The contrasting fortunes of Adelaide and Melbourne in the ACL thus far raise some interesting issues. Both teams have now played away against a Chinese team and at home against a Korean outfit, in their two matches to date. The Reds of course are flying high on six points while Victory have a big, fat doughnut sitting in the column that matters.

I shouldn't gloat. But who am I kidding - when it's Melbourne's disappointments we're talking about, there is a certain innate pleasure that is hard to conceal. It comes with being a Reds fan. Anyway, I digress.

It would be interesting to hear Alex Ferguson's response to the question, and I'm sure he must have been asked it, as to which competition he'd prefer to win - the EPL or the Champions League.
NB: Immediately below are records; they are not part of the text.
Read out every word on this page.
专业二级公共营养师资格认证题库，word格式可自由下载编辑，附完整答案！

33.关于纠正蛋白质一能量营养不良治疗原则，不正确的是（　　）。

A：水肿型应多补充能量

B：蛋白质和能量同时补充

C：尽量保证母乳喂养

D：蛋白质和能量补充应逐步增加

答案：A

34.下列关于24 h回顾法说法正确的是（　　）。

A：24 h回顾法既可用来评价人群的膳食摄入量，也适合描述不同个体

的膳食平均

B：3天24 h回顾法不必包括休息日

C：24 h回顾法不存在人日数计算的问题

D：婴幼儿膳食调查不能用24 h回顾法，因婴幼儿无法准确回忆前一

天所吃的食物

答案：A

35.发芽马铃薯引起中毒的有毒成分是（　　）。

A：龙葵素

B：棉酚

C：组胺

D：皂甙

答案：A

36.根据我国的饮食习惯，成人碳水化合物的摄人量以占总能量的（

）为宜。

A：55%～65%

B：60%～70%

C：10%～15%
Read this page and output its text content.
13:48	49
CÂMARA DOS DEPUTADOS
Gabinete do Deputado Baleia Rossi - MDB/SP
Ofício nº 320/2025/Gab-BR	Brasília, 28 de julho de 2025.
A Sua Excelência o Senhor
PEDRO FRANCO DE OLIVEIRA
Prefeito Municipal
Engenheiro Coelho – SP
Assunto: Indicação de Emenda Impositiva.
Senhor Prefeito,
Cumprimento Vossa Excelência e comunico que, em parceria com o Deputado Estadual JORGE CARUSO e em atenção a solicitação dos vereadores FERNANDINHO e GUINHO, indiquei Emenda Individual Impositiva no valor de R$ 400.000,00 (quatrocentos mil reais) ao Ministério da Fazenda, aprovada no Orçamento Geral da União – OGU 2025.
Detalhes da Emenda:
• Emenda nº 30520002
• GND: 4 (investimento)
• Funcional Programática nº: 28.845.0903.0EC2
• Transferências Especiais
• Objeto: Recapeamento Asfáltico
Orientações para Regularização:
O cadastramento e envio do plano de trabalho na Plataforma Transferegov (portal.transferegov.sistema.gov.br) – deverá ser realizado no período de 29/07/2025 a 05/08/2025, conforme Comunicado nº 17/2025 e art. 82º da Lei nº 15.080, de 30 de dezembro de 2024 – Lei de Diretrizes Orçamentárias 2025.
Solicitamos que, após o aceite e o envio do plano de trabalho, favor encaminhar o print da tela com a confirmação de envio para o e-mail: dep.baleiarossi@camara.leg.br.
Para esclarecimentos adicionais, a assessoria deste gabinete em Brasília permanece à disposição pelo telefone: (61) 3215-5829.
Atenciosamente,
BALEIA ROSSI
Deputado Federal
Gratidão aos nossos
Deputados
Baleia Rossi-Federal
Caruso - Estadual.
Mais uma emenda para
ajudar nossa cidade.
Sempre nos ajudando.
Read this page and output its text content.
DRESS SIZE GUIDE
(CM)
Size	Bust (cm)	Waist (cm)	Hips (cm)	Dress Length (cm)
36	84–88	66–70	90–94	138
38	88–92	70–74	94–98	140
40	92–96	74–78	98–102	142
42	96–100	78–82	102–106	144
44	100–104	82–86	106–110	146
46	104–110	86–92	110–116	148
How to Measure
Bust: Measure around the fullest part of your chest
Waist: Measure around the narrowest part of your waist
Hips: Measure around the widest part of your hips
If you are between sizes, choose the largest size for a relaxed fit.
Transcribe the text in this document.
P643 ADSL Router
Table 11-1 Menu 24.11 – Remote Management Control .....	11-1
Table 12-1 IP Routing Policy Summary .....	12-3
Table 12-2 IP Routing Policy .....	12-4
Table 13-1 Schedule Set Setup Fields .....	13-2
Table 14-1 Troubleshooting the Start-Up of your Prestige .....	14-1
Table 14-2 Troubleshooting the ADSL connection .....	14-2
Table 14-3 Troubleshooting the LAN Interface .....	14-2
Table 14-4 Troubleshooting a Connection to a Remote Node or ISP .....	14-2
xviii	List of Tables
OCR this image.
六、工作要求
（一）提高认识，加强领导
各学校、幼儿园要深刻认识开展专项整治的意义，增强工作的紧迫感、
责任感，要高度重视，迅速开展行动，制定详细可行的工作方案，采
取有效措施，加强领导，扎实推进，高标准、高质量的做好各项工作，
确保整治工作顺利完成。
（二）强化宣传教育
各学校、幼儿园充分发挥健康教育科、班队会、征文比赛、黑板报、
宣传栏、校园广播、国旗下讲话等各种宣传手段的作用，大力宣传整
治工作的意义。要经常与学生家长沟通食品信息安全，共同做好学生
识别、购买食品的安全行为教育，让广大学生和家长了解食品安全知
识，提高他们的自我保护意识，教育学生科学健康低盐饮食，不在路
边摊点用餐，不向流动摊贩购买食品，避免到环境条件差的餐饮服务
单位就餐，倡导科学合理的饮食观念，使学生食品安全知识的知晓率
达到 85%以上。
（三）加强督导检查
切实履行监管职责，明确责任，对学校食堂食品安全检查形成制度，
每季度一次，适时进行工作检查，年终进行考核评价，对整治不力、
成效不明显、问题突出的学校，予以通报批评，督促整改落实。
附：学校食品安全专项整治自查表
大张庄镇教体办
Given Man U's abilities and ambitions I'm sure he'd say both, but if he had to narrow it down to just one, which of the two would he choose?.

Domestic dominance and bragging rights are pretty important and of course it is EPL success that qualifies a club to participate in the continental competition in the first place. For pure prestige, quality of opposition and inherent standing though, surely the Champions League wins hand down.

The landscape is a little different from an A-League and ACL perspective. The A-League is of course a much newer competition that the EPL and has no long-standing tradition to lean on. But the ACL itself is still very much in its formative years. Thus the lines between the respective merits of our two competitions are a little blurry.

For the Reds there are no decisions to make - courtesy of them earning an A-League wooden spoon for their performances this year. All efforts can thus be devoted to the ACL. The squad has been strengthened, the players are fresh and largely injury free and the focus is clear. So far it shows.

Melbourne on the other hand have divided loyalties and they demonstrated this week, by playing a stronger team against Sydney than they did against Seongnam (onya big Og!), that they value A-League success over ACL progression. Granted we're at the pointy end of the A-League season but one wonders, in the bigger picture, whether they've made the right call.

In Melbourne's defence it's hardly ideal that the ACL games are played smack back in the middle of the A-League finals series. Surely the FFA needs to do something and give our clubs a fighting chance.

Somebody once said that "a choice between two good things is the hardest choice there is." If we're a bit smarter about our scheduling, perhaps in future our clubs won't be forced into making a choice at all.